Defendants served Tidwell with a request for admissions in August 2000. According to Fed.R.Civ.Proc. 36(a), Tidwell had 30 days to respond to the requests or the facts contained within the requests would be deemed admitted. No response came until May 2001. On June 14, 2001, we granted Defendants' motion to strike the late answers and in August denied a motion for reconsideration of that motion for lack of prosecution. The instant motion, filed after the parties' agreed cutoff date for discovery, seeks to resurrect the motion denied in August.
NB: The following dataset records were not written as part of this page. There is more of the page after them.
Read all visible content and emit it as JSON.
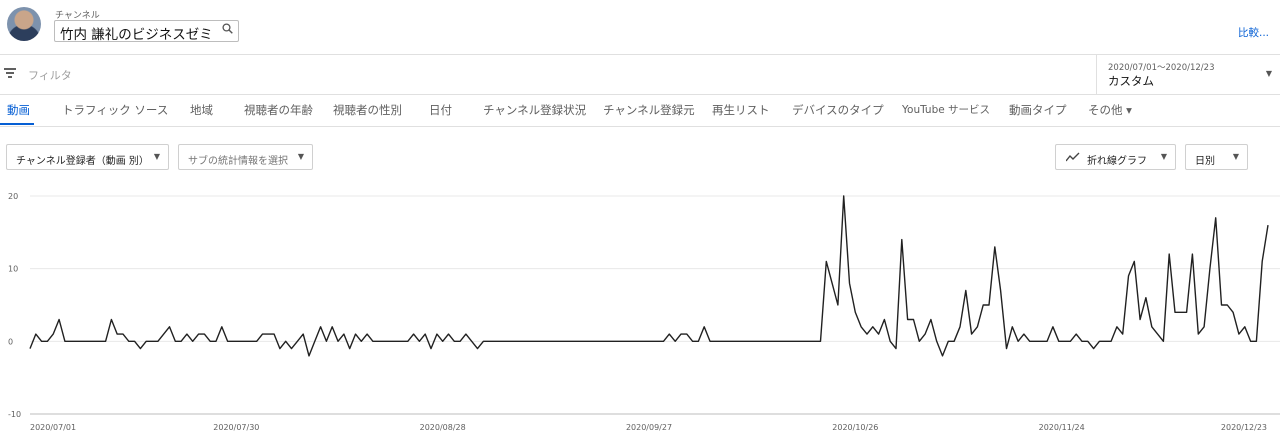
{
  "header": {
    "channel_caption": "チャンネル",
    "channel_name": "竹内 謙礼のビジネスゼミ",
    "search_icon": "search-icon",
    "compare_label": "比較..."
  },
  "filter": {
    "placeholder": "フィルタ",
    "date_range": "2020/07/01〜2020/12/23",
    "date_label": "カスタム"
  },
  "tabs": [
    {
      "label": "動画",
      "active": true
    },
    {
      "label": "トラフィック ソース"
    },
    {
      "label": "地域"
    },
    {
      "label": "視聴者の年齢"
    },
    {
      "label": "視聴者の性別"
    },
    {
      "label": "日付"
    },
    {
      "label": "チャンネル登録状況"
    },
    {
      "label": "チャンネル登録元"
    },
    {
      "label": "再生リスト"
    },
    {
      "label": "デバイスのタイプ"
    },
    {
      "label": "YouTube サービス"
    },
    {
      "label": "動画タイプ"
    },
    {
      "label": "その他 ▾"
    }
  ],
  "controls": {
    "metric": "チャンネル登録者（動画 別）",
    "secondary_metric": "サブの統計情報を選択",
    "chart_type": "折れ線グラフ",
    "granularity": "日別"
  },
  "colors": {
    "accent": "#065fd4",
    "line": "#212121"
  },
  "chart_data": {
    "type": "line",
    "x_start": "2020/07/01",
    "x_end": "2020/12/23",
    "x_tick_labels": [
      "2020/07/01",
      "2020/07/30",
      "2020/08/28",
      "2020/09/27",
      "2020/10/26",
      "2020/11/24",
      "2020/12/23"
    ],
    "y_ticks": [
      20,
      10,
      0,
      -10
    ],
    "ylim": [
      -10,
      20
    ],
    "series": [
      {
        "values": [
          -1,
          1,
          0,
          0,
          1,
          3,
          0,
          0,
          0,
          0,
          0,
          0,
          0,
          0,
          3,
          1,
          1,
          0,
          0,
          -1,
          0,
          0,
          0,
          1,
          2,
          0,
          0,
          1,
          0,
          1,
          1,
          0,
          0,
          2,
          0,
          0,
          0,
          0,
          0,
          0,
          1,
          1,
          1,
          -1,
          0,
          -1,
          0,
          1,
          -2,
          0,
          2,
          0,
          2,
          0,
          1,
          -1,
          1,
          0,
          1,
          0,
          0,
          0,
          0,
          0,
          0,
          0,
          1,
          0,
          1,
          -1,
          1,
          0,
          1,
          0,
          0,
          1,
          0,
          -1,
          0,
          0,
          0,
          0,
          0,
          0,
          0,
          0,
          0,
          0,
          0,
          0,
          0,
          0,
          0,
          0,
          0,
          0,
          0,
          0,
          0,
          0,
          0,
          0,
          0,
          0,
          0,
          0,
          0,
          0,
          0,
          0,
          1,
          0,
          1,
          1,
          0,
          0,
          2,
          0,
          0,
          0,
          0,
          0,
          0,
          0,
          0,
          0,
          0,
          0,
          0,
          0,
          0,
          0,
          0,
          0,
          0,
          0,
          0,
          11,
          8,
          5,
          20,
          8,
          4,
          2,
          1,
          2,
          1,
          3,
          0,
          -1,
          14,
          3,
          3,
          0,
          1,
          3,
          0,
          -2,
          0,
          0,
          2,
          7,
          1,
          2,
          5,
          5,
          13,
          7,
          -1,
          2,
          0,
          1,
          0,
          0,
          0,
          0,
          2,
          0,
          0,
          0,
          1,
          0,
          0,
          -1,
          0,
          0,
          0,
          2,
          1,
          9,
          11,
          3,
          6,
          2,
          1,
          0,
          12,
          4,
          4,
          4,
          12,
          1,
          2,
          10,
          17,
          5,
          5,
          4,
          1,
          2,
          0,
          0,
          11,
          16
        ]
      }
    ]
  }
}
This case has been fraught with delays and missed deadlines almost from its inception. Tidwell has given us no reason to conclude that our granting of Defendants' motion to strike was in error, and we decline to reconsider it.
Tidwell also seeks to withdraw or amend his default answers under Fed.R.Civ.Proc. 36(b), which allows such action if it will serve the presentation of the merits of the case and the party who obtained the admission will not be prejudiced by the withdrawal or amendment. Tidwell argues that he meets both these criteria and thus that his default answers should be amended with the information in his late response. We disagree. Although the admitted statements go to whether the Defendants acted reasonably when arresting Tidwell and would thus arguably serve the presentation of the merits, Defendants would clearly be prejudiced if Tidwell was allowed to amend his answers. Defendants relied on months of inaction by Tidwell and two rulings by this court that the matters in the requests were conclusively admitted. Defendants conducted their discovery according to that reliance, and the instant motion was not actively pursued until the time for discovery had expired. As stated in the Advisory Committee Notes to Rule 36(b), if parties such as Defendants cannot depend on the binding effect of admissions obtained under the rule, they cannot safely avoid the time, effort, and expense of preparing proof of the matters of which they have secured admission and the purpose of the rule is frustrated.
Accordingly, we deny Tidwell's motion to reconsider or to withdraw or amend his default admissions.